Tobold's Blog
Monday, June 03, 2013
Diminishing returns and loot rarity

I played Magic the Gathering for a decade and up to now that is the game I spent the most money on, in the order of $10,000 overall, a thousand dollars per year. And I wasn't even playing competitively, my participation in the Pro Tour tournaments was limited to being a judge. But I loved building decks, and the more different cards you had, the more decks you could build. MtG cards come in 15-card boosters, with 11 common cards, 3 uncommon cards, and 1 rare card. But as there are about as many commons as rares in a set, by the time you have one each of the rares, you have 11 each of the commons. And as you can only put 4 of the same card into a deck, you end up with a lot of useless commons.

Card Hunter, the game I am currently playing in closed beta, mixes turn-based tactical gameplay with a trading-card-like system for gear/loot. And like all trading-card systems there are different rarities, going from common, uncommon, and rare all the way up to epic and legendary.

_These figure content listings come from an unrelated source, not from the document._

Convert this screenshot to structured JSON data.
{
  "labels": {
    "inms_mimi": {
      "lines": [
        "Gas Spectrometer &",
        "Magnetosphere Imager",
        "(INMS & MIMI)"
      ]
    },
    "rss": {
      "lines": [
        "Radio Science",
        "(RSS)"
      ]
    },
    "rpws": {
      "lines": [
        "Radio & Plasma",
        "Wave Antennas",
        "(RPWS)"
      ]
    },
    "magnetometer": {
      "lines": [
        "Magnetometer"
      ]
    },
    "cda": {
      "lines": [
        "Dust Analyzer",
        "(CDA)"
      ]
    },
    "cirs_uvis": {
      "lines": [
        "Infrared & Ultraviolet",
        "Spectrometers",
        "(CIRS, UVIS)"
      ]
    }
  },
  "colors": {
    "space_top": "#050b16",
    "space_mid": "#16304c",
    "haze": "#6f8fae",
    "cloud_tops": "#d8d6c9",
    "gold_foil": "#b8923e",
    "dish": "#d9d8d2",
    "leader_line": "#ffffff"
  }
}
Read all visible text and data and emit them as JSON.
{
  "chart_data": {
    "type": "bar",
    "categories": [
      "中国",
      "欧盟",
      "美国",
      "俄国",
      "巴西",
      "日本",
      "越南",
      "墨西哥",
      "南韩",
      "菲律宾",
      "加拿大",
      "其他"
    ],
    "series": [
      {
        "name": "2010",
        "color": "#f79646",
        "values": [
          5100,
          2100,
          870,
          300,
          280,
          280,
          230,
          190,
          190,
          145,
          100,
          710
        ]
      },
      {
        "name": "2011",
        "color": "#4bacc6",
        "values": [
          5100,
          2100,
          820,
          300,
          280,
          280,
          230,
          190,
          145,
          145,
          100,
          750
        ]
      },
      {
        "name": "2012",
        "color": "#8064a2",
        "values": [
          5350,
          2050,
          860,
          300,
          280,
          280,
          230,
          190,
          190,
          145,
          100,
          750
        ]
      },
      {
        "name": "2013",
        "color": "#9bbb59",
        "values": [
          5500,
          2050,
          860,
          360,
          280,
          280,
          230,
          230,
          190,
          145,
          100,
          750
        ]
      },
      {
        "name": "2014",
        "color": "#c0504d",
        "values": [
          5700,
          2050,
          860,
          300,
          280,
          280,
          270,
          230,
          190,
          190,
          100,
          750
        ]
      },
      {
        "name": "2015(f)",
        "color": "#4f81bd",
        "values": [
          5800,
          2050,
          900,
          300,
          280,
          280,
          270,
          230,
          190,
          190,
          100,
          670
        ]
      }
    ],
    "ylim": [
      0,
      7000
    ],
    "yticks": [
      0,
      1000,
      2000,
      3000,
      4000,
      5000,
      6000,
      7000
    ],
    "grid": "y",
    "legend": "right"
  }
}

Every time you win a battle you get some items, and unsurprisingly most of the time you get commons. Beating an adventure for the first time, or beating it in one of the various quest-modes for the first time, gives you a guaranteed rare, and sometimes even epic item. But overall, just like in Magic the Gathering, you end up with tons of useless commons in the long run. Fortunately there is a shop where you can sell those for a little gold, and another shop where you can buy rares for a lot of gold.

Overall I found that such systems have a strong effect of diminishing returns: At first every item you find is welcome, while later you only look for the rare stuff. Especially in Card Hunter, which right now isn't very well balanced for Free2Play in the lower levels: You can have battles rather early on where beating them requires specific cards like melee weapons with a range of 2, or armor-destroying cards; and it is very possible that when you start the game without spending money you don't have any of those cards you need at all, which makes some of the early battles rather unpleasant.

While Card Hunter is not a Pay2Win game in the long term, you can make your life considerably easier at the start of the game by spending some money, because even a bunch of commons helps a lot if you have nothing. For example you can buy multiplayer pre-built "decks", and as your gear is shared between PvP and PvE, you'll have access to these cards for the single-player campaign. You can buy chests full of gear, and the chests without guaranteed rares and epics are quite cheap. And you can subscribe for a month or more and get an added item every time you get loot, with the added advantage that if a chest contains an item of guaranteed rarity, the extra item will be of that rarity too.

Now of course this somewhat works like Magic the Gathering did: When you start playing Magic, the first pre-built decks and your first boosters give you the most bang for your bucks; once you buy the boosters by the box, you only look at the rares and put the commons on the scrap heap. But this is a business model which is different from the typical Free2Play business model: In Free2Play you typically get everything you need to start for free, and only start paying once you want more from the game. That makes me wonder how well Card Hunter is going to work as a Free2Play game. It is quite possible that some people (and reviewers) will realize how much of an advantage spending some money early in Card Hunter gives them, and start to mumble about Pay2Win. But due to the diminishing returns of getting more and more cards, spending money becomes less necessary over time to the point where you can play the single-player part perfectly well for free.

Of course this is still beta, and maybe Blue Manchu will still change things. But I believe that the diminishing returns of loot with a rarity system is an inherent feature, and thus buying gear early is always having a big effect, while spending money late in the game isn't as efficient. Not so much Pay2Win as rather Pay2Start.

They could consider deliberately making it that way. Sell a good-value starter pack for a reasonably low price, while leaving it more conventionally FtP after that. The totally free trial would be more like a demo.
I don't know that there are hard numbers for this, but more than one F2P MMO operator has said that the first purchase is the biggest barrier. If they get you to pay early and that improves the odds you pay more later, that's a win. Also, if you believe that 90% of players will never pay no matter what, it's not necessarily a bad thing to run them out of the game early, especially if you can do it with a relatively low entry barrier that won't scare off people willing to spend money.
I see that Mojang the creators of Minecraft have just gone into open beta with their new trading card game "Scrolls". This potentially could become a large hit of a small percentage of those Minecraft owners decide to sign up.
One more point - today's Western "free to play" titles may go overboard trying to delay the first payment point in the hopes that people will be too attached to quit when they finally hit the paywall. Possibly lose/lose - devs end up giving away more and more content while players feel that a bait and switch occurs when the developer finally asks for even a small amount of money.
That gear thing works for anything really, in Diablo3/GW2 (obviously not card games) you're happy to be picking up whites at the start and more so when you find blues.

Not long after you only want yellows or better. ;p
If there is one thing I have learned, it is to never bet against gamble boxes.